Étant donné leur nombre peu élevé, soit 30 000 sur une population totale de 14 millions, les Phnongs ne font certainement pas le poids. Face à cette exclusion persistante, il convient de proposer des solutions. Comme l’exprime Sylvain Vogel, « l’avenir dépendra des Phnongs eux-mêmes et ce qu’ils veulent conserver de leur culture. » Toutefois, il semble que l’avenir des Phnongs ne dépende pas que d’eux-mêmes. « Les décisions d’aménagement du territoire et de développement économique sont prises à Phnom Penh. Les Phnongs n’ont pratiquement aucune prise sur l’évolution de leur environnement social et écologique. Il reste à savoir comment cette société, qui est organisée en petites unités villageoises, peut s’organiser pour faire perdurer son identité. » , ajoute le linguiste.
Il convient de noter que le groupe phnong n’est pas dépourvu d’érudits : beaucoup de d’entre eux ont suivi des études et maîtrisent le khmer, l’anglais ou le français. Certains travaillent pour des organisations non gouvernementales ; d’autres occupent même des postes clés au sein du gouvernement, bien que ceux-ci ne soient pas considérés comme des représentants de la majorité.

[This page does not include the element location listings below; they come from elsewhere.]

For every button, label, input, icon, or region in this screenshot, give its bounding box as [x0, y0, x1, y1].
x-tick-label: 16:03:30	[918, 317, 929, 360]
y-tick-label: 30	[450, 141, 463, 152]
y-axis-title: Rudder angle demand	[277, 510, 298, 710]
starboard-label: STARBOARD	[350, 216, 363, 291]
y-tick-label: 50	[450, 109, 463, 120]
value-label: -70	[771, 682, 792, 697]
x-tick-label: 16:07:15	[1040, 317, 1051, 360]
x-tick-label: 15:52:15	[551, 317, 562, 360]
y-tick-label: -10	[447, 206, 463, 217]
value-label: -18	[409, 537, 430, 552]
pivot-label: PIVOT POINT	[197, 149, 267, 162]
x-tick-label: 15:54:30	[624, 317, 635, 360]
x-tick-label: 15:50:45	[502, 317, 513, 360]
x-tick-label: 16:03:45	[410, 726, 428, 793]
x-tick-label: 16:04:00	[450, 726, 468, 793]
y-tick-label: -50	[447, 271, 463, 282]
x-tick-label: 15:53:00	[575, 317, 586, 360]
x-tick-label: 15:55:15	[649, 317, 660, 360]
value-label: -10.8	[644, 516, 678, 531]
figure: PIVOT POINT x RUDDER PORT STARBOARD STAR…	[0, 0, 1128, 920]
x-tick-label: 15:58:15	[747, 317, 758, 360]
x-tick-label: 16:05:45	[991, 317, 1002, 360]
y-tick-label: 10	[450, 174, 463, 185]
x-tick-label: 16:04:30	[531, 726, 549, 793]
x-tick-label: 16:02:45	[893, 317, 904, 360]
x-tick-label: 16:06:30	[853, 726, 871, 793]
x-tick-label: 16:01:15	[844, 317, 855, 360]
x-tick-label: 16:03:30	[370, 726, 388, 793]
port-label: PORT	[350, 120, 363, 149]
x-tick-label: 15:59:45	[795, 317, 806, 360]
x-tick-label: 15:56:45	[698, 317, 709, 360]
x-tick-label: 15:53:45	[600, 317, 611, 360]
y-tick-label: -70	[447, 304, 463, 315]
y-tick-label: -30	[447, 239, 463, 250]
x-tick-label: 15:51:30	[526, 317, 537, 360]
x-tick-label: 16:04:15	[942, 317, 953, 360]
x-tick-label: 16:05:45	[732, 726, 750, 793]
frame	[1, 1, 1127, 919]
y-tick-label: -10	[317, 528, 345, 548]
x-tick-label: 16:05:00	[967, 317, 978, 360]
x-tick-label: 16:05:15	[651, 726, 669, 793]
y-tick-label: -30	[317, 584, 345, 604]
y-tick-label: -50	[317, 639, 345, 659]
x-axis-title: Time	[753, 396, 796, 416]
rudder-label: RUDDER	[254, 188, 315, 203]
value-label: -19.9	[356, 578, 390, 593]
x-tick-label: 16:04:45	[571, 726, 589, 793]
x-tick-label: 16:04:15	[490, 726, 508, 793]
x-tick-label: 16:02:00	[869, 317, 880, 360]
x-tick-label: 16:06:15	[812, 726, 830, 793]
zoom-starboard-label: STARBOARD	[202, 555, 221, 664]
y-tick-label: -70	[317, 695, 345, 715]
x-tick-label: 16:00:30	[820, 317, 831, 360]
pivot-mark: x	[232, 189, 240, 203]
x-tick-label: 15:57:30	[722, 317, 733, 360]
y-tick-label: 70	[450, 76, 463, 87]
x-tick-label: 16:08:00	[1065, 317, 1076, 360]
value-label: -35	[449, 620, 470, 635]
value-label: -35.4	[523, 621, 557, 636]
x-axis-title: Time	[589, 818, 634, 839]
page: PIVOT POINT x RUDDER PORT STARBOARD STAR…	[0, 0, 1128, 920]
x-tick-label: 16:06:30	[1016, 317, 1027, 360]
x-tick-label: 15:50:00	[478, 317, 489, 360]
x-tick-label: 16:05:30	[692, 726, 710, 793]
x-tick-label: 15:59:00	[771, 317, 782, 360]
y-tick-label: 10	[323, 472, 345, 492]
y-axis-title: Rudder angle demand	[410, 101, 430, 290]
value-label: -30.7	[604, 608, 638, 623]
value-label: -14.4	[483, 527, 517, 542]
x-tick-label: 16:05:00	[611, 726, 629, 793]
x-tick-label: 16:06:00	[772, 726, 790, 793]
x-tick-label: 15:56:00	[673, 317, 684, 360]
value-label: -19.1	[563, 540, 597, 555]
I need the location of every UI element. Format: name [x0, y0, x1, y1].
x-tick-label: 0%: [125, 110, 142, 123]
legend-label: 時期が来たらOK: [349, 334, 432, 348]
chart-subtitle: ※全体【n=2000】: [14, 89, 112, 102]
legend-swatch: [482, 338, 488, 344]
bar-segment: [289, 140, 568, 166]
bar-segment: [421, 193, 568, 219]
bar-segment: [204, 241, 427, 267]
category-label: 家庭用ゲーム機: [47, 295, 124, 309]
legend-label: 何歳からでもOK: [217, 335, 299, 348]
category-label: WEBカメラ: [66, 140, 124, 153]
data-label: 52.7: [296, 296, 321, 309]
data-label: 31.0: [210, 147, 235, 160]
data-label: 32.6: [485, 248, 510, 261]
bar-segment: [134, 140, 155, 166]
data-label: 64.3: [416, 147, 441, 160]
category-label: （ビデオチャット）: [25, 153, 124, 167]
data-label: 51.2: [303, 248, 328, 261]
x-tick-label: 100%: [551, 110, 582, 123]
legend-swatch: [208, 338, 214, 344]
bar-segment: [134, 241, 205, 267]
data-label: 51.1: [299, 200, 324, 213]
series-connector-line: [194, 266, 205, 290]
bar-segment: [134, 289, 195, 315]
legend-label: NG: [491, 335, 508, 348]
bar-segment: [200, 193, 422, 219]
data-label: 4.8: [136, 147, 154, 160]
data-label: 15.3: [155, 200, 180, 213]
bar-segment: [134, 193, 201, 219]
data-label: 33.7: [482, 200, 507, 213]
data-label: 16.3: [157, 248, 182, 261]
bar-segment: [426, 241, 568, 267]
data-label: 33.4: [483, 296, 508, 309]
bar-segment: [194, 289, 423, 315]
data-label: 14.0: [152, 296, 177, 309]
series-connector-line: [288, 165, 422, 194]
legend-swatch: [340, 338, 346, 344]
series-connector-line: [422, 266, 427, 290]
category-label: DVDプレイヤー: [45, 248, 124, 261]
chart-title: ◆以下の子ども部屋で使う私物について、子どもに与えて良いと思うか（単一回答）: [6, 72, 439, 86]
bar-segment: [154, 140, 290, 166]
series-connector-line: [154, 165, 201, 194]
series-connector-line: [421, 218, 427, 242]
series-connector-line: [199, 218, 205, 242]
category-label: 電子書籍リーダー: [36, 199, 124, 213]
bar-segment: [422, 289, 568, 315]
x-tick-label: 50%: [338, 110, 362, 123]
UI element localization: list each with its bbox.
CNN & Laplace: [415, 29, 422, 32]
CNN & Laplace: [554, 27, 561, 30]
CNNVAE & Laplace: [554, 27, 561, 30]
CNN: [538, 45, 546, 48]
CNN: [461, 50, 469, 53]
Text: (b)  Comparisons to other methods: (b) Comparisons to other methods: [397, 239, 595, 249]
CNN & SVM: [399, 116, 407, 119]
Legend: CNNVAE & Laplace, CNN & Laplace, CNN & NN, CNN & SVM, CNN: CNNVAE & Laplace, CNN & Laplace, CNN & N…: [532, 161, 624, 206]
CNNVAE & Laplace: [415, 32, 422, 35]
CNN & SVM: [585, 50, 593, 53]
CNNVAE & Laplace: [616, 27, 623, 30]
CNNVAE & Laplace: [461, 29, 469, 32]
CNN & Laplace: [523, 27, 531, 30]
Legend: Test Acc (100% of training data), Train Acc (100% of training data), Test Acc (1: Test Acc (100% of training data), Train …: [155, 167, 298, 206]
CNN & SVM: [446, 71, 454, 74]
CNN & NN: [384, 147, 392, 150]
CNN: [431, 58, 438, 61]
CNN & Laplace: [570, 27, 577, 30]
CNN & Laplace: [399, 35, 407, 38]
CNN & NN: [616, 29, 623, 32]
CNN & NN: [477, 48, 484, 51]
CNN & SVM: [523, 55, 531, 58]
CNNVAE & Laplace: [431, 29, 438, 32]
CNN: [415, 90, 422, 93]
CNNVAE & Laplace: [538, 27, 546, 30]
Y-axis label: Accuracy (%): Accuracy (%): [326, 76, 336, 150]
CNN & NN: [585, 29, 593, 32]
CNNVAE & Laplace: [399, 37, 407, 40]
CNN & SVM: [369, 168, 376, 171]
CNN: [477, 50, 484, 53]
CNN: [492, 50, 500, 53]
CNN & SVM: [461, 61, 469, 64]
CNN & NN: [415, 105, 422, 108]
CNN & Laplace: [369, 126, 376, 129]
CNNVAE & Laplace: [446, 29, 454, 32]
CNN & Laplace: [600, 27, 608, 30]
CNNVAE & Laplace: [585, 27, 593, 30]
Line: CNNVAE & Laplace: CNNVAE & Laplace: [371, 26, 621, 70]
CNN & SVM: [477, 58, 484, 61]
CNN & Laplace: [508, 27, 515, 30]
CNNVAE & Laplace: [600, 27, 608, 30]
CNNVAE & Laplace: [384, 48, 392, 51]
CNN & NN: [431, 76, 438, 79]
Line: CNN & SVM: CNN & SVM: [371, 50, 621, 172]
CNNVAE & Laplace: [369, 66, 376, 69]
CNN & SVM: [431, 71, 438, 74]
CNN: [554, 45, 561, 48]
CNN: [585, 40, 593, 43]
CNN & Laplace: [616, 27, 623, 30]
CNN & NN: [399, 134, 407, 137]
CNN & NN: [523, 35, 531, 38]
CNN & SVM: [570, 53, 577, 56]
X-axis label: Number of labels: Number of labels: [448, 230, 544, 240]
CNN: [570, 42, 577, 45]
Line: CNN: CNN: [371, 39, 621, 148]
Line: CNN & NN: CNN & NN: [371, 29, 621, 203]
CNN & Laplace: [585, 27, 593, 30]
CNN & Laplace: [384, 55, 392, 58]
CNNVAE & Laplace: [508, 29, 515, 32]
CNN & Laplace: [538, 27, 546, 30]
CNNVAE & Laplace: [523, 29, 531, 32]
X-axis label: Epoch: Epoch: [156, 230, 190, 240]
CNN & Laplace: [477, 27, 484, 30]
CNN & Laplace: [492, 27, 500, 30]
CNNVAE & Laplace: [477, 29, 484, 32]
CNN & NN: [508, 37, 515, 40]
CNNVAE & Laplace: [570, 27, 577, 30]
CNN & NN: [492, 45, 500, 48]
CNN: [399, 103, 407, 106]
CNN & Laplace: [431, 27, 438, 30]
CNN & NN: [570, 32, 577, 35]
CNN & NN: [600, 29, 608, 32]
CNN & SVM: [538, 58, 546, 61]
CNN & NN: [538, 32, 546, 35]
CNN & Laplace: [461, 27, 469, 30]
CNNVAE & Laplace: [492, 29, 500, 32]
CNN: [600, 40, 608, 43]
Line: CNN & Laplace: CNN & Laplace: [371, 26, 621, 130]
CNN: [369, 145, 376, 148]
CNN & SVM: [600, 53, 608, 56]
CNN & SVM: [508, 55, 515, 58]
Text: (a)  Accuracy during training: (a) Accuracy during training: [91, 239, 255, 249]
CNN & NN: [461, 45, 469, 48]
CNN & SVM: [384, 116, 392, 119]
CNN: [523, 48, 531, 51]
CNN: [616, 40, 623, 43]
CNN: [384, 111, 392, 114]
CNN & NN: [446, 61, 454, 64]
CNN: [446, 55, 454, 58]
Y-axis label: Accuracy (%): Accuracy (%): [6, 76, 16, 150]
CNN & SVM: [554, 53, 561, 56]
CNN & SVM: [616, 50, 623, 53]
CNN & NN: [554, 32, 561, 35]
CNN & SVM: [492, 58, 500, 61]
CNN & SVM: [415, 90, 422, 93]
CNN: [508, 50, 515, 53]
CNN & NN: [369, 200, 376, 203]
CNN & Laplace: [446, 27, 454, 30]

Bien que la mondialisation tende vers l’homogénéisation, une diversité culturelle subsiste. Des peuples fiers de leurs idiosyncrasies revendiquent leur culture, demandant plus d’autonomie, voire l’indépendance. Les exemples foisonnent dans le monde et de nombreux États sont confrontés à ces mouvements d’émancipation. Les échanges entre protagonistes sont plus ou moins pacifiques en fonction du contexte et du mode de communication, selon qu’il s’agisse de l’usage de la force ou du dialogue.